La polygynie est la santé pour l'homme et pour la femme, elle supprime la prostitution, les malheurs et les maladies qu'elle entraîne; elle augmente la majesté de l'homme, en satisfaisant son goût inné pour la domination. Cette constitution patriarcale conviendrait parfaitement à ce pays qu'elle régénérerait en y résolvant peut-être la question sociale, supprimant ces luttes intestines, ces idéologies malsaines qui appauvrissent les corps et les esprits. Au lieu de cela, l'adultère en créant une polygamie clandestine, la prostitution en faisant de l'acte de chair une chose honteuse, détruisent le bonheur que l'homme éprouve à procréer, entraînent les hommes à des folies, jettent sur la terre de misérables enfants sans famille, sans destinée et voués au mépris pour leur illégitimité.

La femme qui m'avait entraîné me fit courir longtemps. Nous nous trouvâmes enfin devant une maison et, prié de monter, je suivis mon sauveur dans un appartement élégant et celle qui m'y avait gracieusement introduit me dit:

«Mon père et mon frère sont des ouvriers. Ils se battent contre la tyrannie. C'est pourquoi mon coeur a été ému en vous voyant blessé par cette grande lâche de Berthe. Je résolus aussitôt de vous sauver. N'êtes-vous pas représentant?»

Je fis connaître à cette personne ma qualité d'Américain et de missionnaire mormon et elle parut vivement intéressée, me disant:

«J'ai été enfant de Marie... c'était le bon temps.»

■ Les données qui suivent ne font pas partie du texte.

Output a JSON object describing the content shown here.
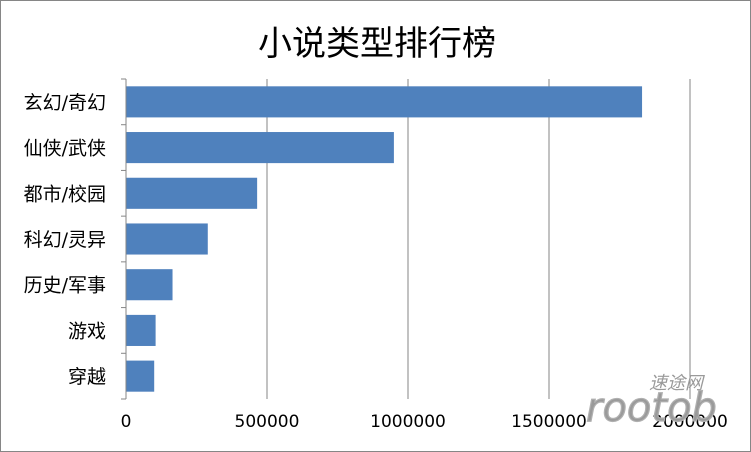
{
  "chart_data": {
    "type": "bar",
    "orientation": "horizontal",
    "title": "小说类型排行榜",
    "categories": [
      "玄幻/奇幻",
      "仙侠/武侠",
      "都市/校园",
      "科幻/灵异",
      "历史/军事",
      "游戏",
      "穿越"
    ],
    "values": [
      1830000,
      950000,
      465000,
      290000,
      165000,
      105000,
      100000
    ],
    "xlim": [
      0,
      2000000
    ],
    "xticks": [
      0,
      500000,
      1000000,
      1500000,
      2000000
    ],
    "xtick_labels": [
      "0",
      "500000",
      "1000000",
      "1500000",
      "2000000"
    ],
    "xlabel": "",
    "ylabel": "",
    "grid": "vertical",
    "legend": "none",
    "bar_color": "#4f81bd",
    "grid_color": "#868686"
  },
  "watermark": {
    "text_cn": "速途网",
    "text_en": "rootob"
  }
}
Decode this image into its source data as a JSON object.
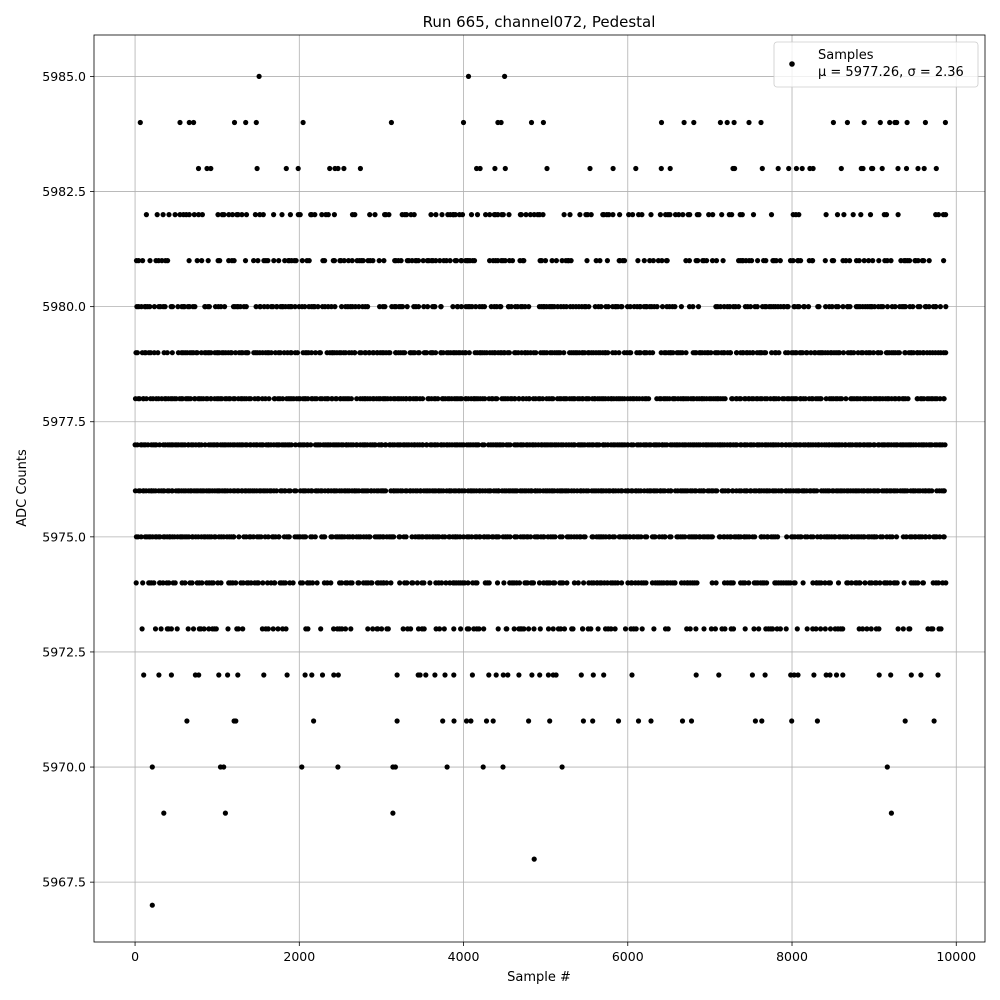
{
  "chart_data": {
    "type": "scatter",
    "title": "Run 665, channel072, Pedestal",
    "xlabel": "Sample #",
    "ylabel": "ADC Counts",
    "xlim": [
      -500,
      10350
    ],
    "ylim": [
      5966.2,
      5985.9
    ],
    "x_ticks": [
      0,
      2000,
      4000,
      6000,
      8000,
      10000
    ],
    "x_tick_labels": [
      "0",
      "2000",
      "4000",
      "6000",
      "8000",
      "10000"
    ],
    "y_ticks": [
      5967.5,
      5970.0,
      5972.5,
      5975.0,
      5977.5,
      5980.0,
      5982.5,
      5985.0
    ],
    "y_tick_labels": [
      "5967.5",
      "5970.0",
      "5972.5",
      "5975.0",
      "5977.5",
      "5980.0",
      "5982.5",
      "5985.0"
    ],
    "grid": true,
    "legend": {
      "placement": "top-right",
      "entries": [
        {
          "label": "Samples",
          "stats": "μ = 5977.26, σ = 2.36"
        }
      ]
    },
    "series": [
      {
        "name": "Samples",
        "color": "#000000",
        "marker": "circle",
        "n_points": 9850,
        "mean": 5977.26,
        "std": 2.36,
        "levels": [
          5971,
          5972,
          5973,
          5974,
          5975,
          5976,
          5977,
          5978,
          5979,
          5980,
          5981,
          5982,
          5983,
          5984
        ],
        "level_density": [
          0.07,
          0.12,
          0.35,
          0.6,
          0.82,
          0.96,
          0.98,
          0.92,
          0.82,
          0.62,
          0.4,
          0.35,
          0.1,
          0.07
        ],
        "outliers": [
          {
            "x": 210,
            "y": 5967
          },
          {
            "x": 350,
            "y": 5969
          },
          {
            "x": 1100,
            "y": 5969
          },
          {
            "x": 3140,
            "y": 5969
          },
          {
            "x": 9210,
            "y": 5969
          },
          {
            "x": 4860,
            "y": 5968
          },
          {
            "x": 210,
            "y": 5970
          },
          {
            "x": 1040,
            "y": 5970
          },
          {
            "x": 1080,
            "y": 5970
          },
          {
            "x": 2030,
            "y": 5970
          },
          {
            "x": 2470,
            "y": 5970
          },
          {
            "x": 3140,
            "y": 5970
          },
          {
            "x": 3170,
            "y": 5970
          },
          {
            "x": 3800,
            "y": 5970
          },
          {
            "x": 4240,
            "y": 5970
          },
          {
            "x": 4480,
            "y": 5970
          },
          {
            "x": 5200,
            "y": 5970
          },
          {
            "x": 9160,
            "y": 5970
          },
          {
            "x": 1510,
            "y": 5985
          },
          {
            "x": 4060,
            "y": 5985
          },
          {
            "x": 4500,
            "y": 5985
          }
        ]
      }
    ]
  }
}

Et je compris que cette jeune femme vivait dans la perdition et qu'elle songeait avec regret à ses années d'innocence. Je pensai aussitôt qu'elle serait une excellente mormonne et que les françaises étant rares parmi les Saints, vous ne seriez pas fâché d'avoir parmi vous un spécimen féminin de l'ingénieuse race des Français auxquels la civilisation doit tant et dans tous les domaines. J'endoctrinai cette lorette et je revins chaque jour dans ce quartier Bréda où elle loge. Je lui montrai que le bonheur l'attendait à Great Salt Lake City, que nous possédions la vraie doctrine, qu'elle aurait un mari aimable, que les mormonnes étaient instruites et bien élevées, que nous aimions les bals, la musique et les représentations théâtrales, que l'on s'efforçait à Salt Lake City de suivre la mode de Paris et que, parisienne, son goût la ferait sur ce point dominer toutes nos soeurs. Enfin, soit le mariage, soit les détails de notre luxe, Mme Paméla m'écouta, jouant avec ses repentirs et réfléchissant. Je sus qu'elle avait demandé conseil à sa portière et que celle-ci s'était vivement opposée à mon projet. Des amies de Paméla la dissuadèrent de m'écouter, mais elle eut le bon sens de demander l'avis de son père, ouvrier fort écouté dans les faubourgs et moins connu sous son nom de Monsenergues que sous le surnom de Parisien dit la Couronne des Amours. Ce digne homme s'étant rendu chez sa fille l'exhorta à la vertu. Il déplorait la faiblesse qu'il avait montrée en n'immolant pas son enfant le jour où, entraînée par l'amour du plaisir et du luxe, elle avait échappé à l'autorité paternelle pour vivre dans la perdition.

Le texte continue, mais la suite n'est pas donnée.